Grâce à Constant, on découvre Napoléon dans son bain, en train de se faire lire son courrier ou les journaux

Il dicte également des lettres, à toute allure et sans jamais se répéter. Sur la tête, le fameux madras est solidement noué. Comme l’empereur s’agite dans son bain, le madras est bien souvent mouillé et doit être changé pour la suite de la toilette. « Jour et nuit on tenait de l’eau chaude pour son bain ; car souvent à toute heure de la nuit comme de la journée, il lui prenait fantaisie d’en prendre un. » Le bain est pratiqué à des fins hygiéniques, mais également à des fins apaisantes. C’est donc dans un bain que Napoléon se débarasse de son anxiété, en attendant la naissance de son fils. C’est donc en robe de chambre qu’il court embrasser sa femme et le roi de Rome.

Grâce à Constant, on s’amuse de la colère de l’empereur, lorsqu’il découvre sa nouvelle salle de bains au château de Rambouillet

« L’architecte avait fait peindre différents portraits de famille sur les murs de la salle. » Prendre un bain sous les yeux de Madame-Mère, de Mesdames les princesses ses sœurs et devant la reine Hortense lui paraît de la dernière indécence... Il ne reste plus qu’à tout effacer !

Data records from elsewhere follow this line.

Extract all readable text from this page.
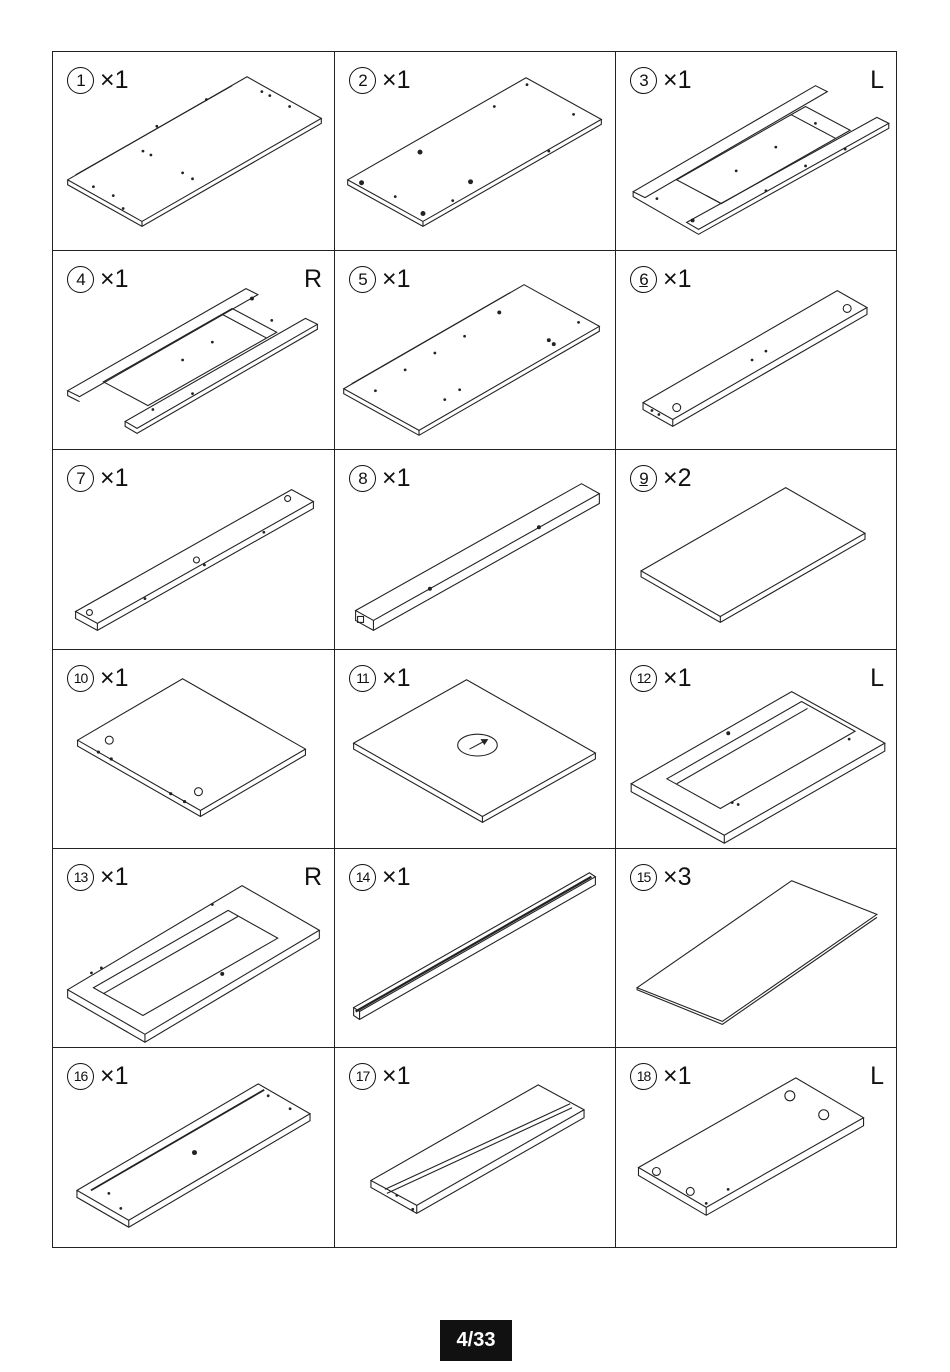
1 ×1	2 ×1	3 ×1	L
4 ×1	R	5 ×1	6 ×1
7 ×1	8 ×1	9 ×2
10 ×1	11 ×1	12 ×1	L
13 ×1	R	14 ×1	15 ×3
16 ×1	17 ×1	18 ×1	L
4/33
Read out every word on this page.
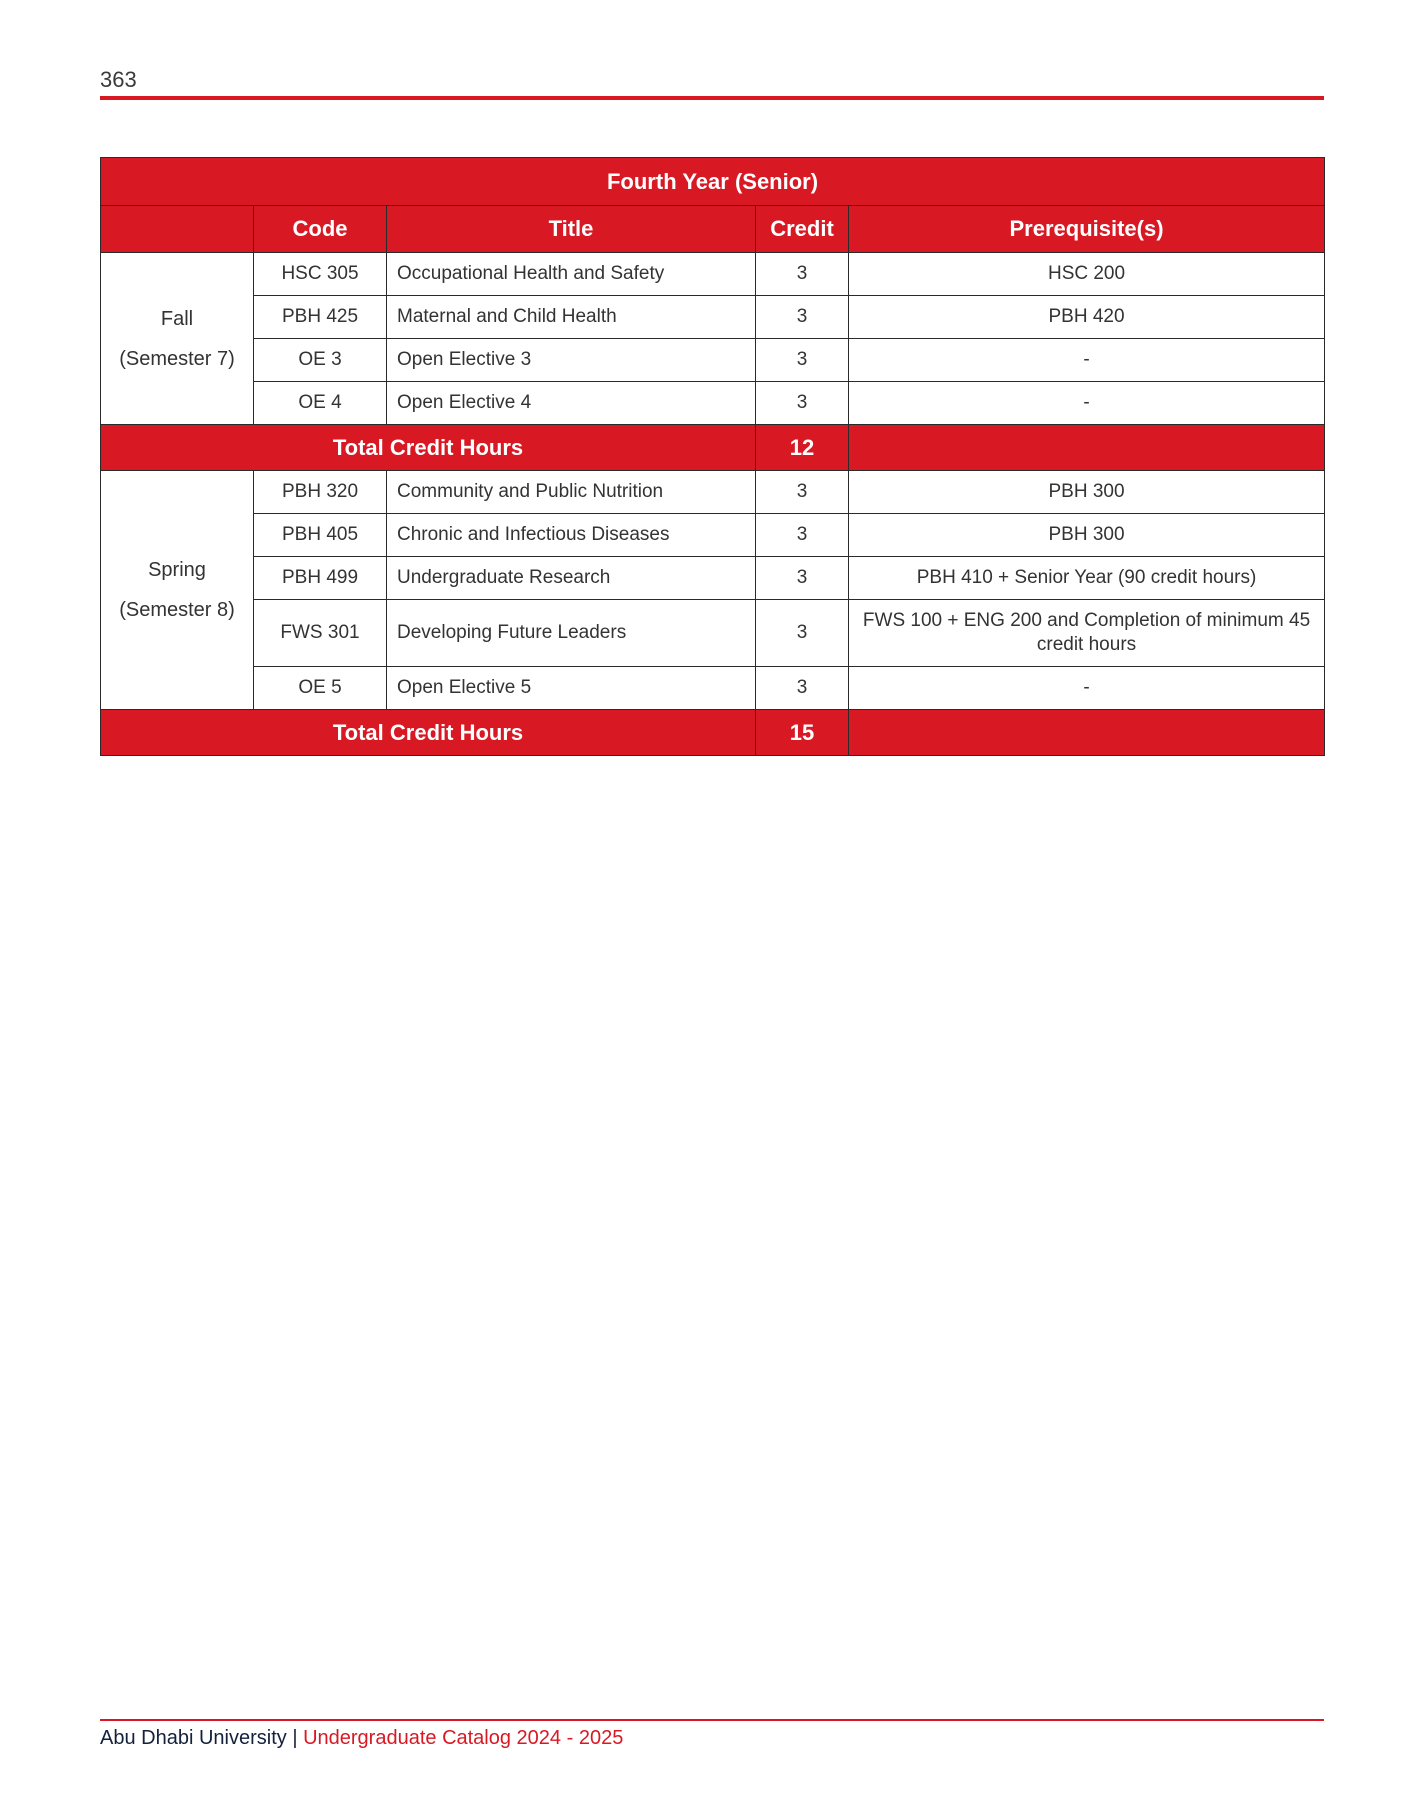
363
Fourth Year (Senior)				
	Code	Title	Credit	Prerequisite(s)

Fall
(Semester 7)	HSC 305	Occupational Health and Safety	3	HSC 200
	PBH 425	Maternal and Child Health	3	PBH 420
	OE 3	Open Elective 3	3	-
	OE 4	Open Elective 4	3	-
Total Credit Hours			12	

Spring
(Semester 8)	PBH 320	Community and Public Nutrition	3	PBH 300
	PBH 405	Chronic and Infectious Diseases	3	PBH 300
	PBH 499	Undergraduate Research	3	PBH 410 + Senior Year (90 credit hours)
	FWS 301	Developing Future Leaders	3	FWS 100 + ENG 200 and Completion of minimum 45 credit hours
	OE 5	Open Elective 5	3	-
Total Credit Hours			15	
Abu Dhabi University | Undergraduate Catalog 2024 - 2025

Grâce à Constant, il nous est possible de préparer le lit idéal pour accueillir, en toute simplicité, notre invité de marque

« Un sommier, deux matelas, deux traversins, un à la tête, l’autre au pied, point d’oreiller [...] » Faites brûler dans « de petites cassolettes en vermeil, tantôt du bois d’aloès, tantôt du sucre ou du vinaigre », l’ambiance olfactive sera parfaite. Si notre hôte se réveille la nuit pour travailler, prévoir du « café à la crème, du chocolat, un punch léger et doux ou une infusion de feuilles d’oranger ». Veiller à la propreté de la literie et à la fraîcheur des draps. Un caprice de Napoléon n’est pas impossible. Rappelons l’aventure survenue par la faute d’un certain Monsieur de Talleyrand. Resté fort tard à Saint-Cloud pour travailler avec l’empereur, celui-ci est prié de rester à dormir. L’excuse qu’il invoque pour s’esquiver est le fait que « les lits ont une odeur désagréable ». Le soir même, Napoléon, se plaint de l’odeur de son lit. Tout le personnel défile et renifle le lit en question. Aucune odeur ! Napoléon s’obstine et réclame un autre lit. On échange alors le lit des Tuileries et celui de Saint-Cloud. Ouf... Un détail, tout de même, lorsque Napoléon retrouva ce lit un peu plus tard aux Tuileries, il ne remarqua rien... aucune odeur ! Cette scène du lit qui ne pue... plus est digne d’un gag de la 7e compagnie !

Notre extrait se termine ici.